Name | Description |
---|---|
explicit deny | A statement defines effect="deny". All requests for resources to which the statement applies are denied. No permission is returned. |
allow | A statement defines effect="allow". All requests for resources to which the statement applies are allowed. |
default deny | Conditions defined in a statement are not met. Requests are denied. |
URL Validation Settings¶
OBS is charged based on the services that you use. To prevent user data from being stolen, OBS supports URL validation based on HTTP headers. OBS also supports both whitelist and blacklist settings.
Whitelist settings
Users can set a whitelist to allow requests from the websites added in the whitelist and deny requests from any other website.
For the requests that are initialized from browsers' address boxes, that is, those HTTP requests with a blank referer, users can add the ${null} field to "aws:Referer" of Condition to specify whether to allow the requests with a blank referer.
Set a whitelist based on the following policy setting:
"Statement": [ {"Sid": "1", "Effect": "Allow", "Principal": {"CanonicalUser":["*"]}, "Action": "s3:*", "Resource":["arn:aws:s3:::bucket/*"], }, {"Sid": "2", "Effect": "Deny", "Principal":{"CanonicalUser":["*"]}, "Action": ["s3:*"], "Resource": ["arn:aws:s3:::bucket/*"], "Condition":{ "StringNotEquals":{ "aws:Referer": ["www.example01.com","${null}"] } } } ]

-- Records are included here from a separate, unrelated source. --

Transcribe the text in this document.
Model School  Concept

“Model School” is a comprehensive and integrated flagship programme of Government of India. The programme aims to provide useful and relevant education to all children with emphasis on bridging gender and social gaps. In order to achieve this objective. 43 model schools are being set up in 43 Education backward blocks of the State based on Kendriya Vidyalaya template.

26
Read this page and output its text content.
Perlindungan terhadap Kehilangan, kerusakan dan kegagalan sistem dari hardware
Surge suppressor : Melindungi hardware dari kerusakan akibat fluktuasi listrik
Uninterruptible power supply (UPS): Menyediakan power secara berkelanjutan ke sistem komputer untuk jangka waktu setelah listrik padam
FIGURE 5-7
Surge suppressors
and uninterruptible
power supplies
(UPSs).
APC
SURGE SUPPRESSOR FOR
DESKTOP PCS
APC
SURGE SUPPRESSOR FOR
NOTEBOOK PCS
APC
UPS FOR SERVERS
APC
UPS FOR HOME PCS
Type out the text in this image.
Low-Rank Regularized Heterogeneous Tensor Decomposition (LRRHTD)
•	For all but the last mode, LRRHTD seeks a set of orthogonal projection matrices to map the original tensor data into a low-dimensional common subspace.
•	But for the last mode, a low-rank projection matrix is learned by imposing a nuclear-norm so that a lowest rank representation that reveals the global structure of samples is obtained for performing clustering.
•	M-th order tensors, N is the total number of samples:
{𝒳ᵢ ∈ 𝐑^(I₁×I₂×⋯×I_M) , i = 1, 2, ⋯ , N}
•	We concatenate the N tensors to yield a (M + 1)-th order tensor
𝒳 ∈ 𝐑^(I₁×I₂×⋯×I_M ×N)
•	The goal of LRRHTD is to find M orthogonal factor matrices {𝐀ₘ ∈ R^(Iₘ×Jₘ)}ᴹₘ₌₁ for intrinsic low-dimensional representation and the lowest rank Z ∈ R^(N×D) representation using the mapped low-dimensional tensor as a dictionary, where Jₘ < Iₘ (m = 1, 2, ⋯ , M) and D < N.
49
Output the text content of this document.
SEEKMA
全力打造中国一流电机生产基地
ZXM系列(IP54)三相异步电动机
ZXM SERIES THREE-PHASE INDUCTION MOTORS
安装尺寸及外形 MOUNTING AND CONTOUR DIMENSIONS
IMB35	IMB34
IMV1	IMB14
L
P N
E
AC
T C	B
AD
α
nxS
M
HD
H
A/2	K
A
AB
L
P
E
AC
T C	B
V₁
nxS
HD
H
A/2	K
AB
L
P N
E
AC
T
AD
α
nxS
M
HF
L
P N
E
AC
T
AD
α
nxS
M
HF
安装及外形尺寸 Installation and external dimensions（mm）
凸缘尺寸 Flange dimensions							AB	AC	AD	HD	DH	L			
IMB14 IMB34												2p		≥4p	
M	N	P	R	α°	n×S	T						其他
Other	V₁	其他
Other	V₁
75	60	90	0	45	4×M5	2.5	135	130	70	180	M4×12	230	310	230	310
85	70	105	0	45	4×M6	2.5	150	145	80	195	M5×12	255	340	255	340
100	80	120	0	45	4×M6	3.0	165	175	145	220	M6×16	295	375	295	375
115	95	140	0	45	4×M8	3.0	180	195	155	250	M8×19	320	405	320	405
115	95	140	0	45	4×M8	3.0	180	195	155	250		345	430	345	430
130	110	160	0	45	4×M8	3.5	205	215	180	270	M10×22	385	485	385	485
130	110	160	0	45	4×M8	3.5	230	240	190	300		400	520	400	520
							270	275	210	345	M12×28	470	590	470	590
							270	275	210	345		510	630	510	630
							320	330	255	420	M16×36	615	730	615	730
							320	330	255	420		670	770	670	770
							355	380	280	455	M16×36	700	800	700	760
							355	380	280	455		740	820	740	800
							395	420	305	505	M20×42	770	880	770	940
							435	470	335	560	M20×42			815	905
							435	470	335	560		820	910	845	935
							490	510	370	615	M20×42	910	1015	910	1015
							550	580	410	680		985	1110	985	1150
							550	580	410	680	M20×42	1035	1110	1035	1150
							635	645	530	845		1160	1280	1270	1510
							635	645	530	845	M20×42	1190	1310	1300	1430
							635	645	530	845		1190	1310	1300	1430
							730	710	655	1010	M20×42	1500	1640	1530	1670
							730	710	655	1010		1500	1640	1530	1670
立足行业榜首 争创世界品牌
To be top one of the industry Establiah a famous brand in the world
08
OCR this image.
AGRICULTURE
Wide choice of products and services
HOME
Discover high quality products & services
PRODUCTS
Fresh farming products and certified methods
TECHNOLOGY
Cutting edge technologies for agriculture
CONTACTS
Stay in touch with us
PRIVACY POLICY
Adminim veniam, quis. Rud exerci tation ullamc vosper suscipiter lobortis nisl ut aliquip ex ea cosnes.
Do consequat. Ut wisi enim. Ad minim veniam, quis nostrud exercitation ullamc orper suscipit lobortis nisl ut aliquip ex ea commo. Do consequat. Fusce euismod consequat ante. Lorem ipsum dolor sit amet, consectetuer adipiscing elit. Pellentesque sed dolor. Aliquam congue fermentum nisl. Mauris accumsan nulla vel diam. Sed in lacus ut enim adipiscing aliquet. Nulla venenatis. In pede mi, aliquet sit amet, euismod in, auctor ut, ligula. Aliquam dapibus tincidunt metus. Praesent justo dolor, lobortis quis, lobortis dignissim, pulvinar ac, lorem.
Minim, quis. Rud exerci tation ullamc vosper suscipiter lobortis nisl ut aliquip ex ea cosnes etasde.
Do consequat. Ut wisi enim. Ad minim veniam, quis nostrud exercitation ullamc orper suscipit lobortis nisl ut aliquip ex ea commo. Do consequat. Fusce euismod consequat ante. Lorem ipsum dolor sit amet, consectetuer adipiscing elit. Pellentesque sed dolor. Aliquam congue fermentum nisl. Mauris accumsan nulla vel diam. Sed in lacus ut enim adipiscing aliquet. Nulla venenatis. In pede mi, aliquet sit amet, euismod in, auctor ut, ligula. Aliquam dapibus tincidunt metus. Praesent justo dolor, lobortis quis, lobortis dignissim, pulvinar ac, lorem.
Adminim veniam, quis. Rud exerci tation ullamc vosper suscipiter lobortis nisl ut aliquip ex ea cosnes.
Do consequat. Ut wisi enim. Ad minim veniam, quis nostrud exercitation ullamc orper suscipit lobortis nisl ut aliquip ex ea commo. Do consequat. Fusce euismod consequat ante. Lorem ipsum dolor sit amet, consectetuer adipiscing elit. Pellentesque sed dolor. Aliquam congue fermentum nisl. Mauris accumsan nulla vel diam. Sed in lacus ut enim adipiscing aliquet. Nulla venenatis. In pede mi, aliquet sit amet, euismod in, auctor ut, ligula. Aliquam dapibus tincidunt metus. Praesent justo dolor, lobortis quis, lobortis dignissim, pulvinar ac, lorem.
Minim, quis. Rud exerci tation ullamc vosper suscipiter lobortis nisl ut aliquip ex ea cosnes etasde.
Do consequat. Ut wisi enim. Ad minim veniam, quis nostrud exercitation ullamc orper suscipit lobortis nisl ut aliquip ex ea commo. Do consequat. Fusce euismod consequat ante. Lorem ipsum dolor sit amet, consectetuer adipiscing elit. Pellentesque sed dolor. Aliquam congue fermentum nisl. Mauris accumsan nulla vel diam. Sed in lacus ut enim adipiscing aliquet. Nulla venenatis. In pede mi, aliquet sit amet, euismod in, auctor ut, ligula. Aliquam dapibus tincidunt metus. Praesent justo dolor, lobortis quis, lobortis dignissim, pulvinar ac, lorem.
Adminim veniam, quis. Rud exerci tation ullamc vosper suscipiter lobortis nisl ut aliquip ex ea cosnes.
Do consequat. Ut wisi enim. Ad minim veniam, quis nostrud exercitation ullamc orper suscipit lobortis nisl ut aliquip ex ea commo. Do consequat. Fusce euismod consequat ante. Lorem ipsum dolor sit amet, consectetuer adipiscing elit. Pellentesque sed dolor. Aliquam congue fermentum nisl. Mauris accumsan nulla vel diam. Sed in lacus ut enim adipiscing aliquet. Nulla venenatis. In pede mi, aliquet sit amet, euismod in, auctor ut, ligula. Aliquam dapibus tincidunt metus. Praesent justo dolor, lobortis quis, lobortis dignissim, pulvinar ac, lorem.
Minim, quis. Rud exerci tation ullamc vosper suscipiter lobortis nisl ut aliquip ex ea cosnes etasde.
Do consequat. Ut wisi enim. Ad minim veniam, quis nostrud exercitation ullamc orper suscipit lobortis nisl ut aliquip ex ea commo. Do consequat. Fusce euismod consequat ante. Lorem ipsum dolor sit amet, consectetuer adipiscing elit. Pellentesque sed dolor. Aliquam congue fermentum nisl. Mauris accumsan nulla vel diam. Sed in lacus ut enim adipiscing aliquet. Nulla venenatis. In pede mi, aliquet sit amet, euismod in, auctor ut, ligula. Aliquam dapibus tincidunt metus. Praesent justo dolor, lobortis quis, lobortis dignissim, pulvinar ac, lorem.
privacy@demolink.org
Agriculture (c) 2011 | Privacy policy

If you set a whitelist in this way, you can perform operations on resources in buckets only when the value of the referer parameter is www.example01.com or is blank.
Blacklist settings
You can refer to the following policy settings to set a blacklist for access.
"Statement": [ {"Sid":"1", "Effect":"Deny", "Principal":{"CanonicalUser":["*"]}, "Action":["s3: *"], "Resource":["arn:aws:s3:::bucket/*"], "Condition":{ "StringEquals":{ "aws:Referer":["www.example01.com", "www.example02.com"] } } } ]
If you set a blacklist in this way, you cannot perform operations on resources in buckets when the value of the referer parameter is www.example01.com or www.example02.com.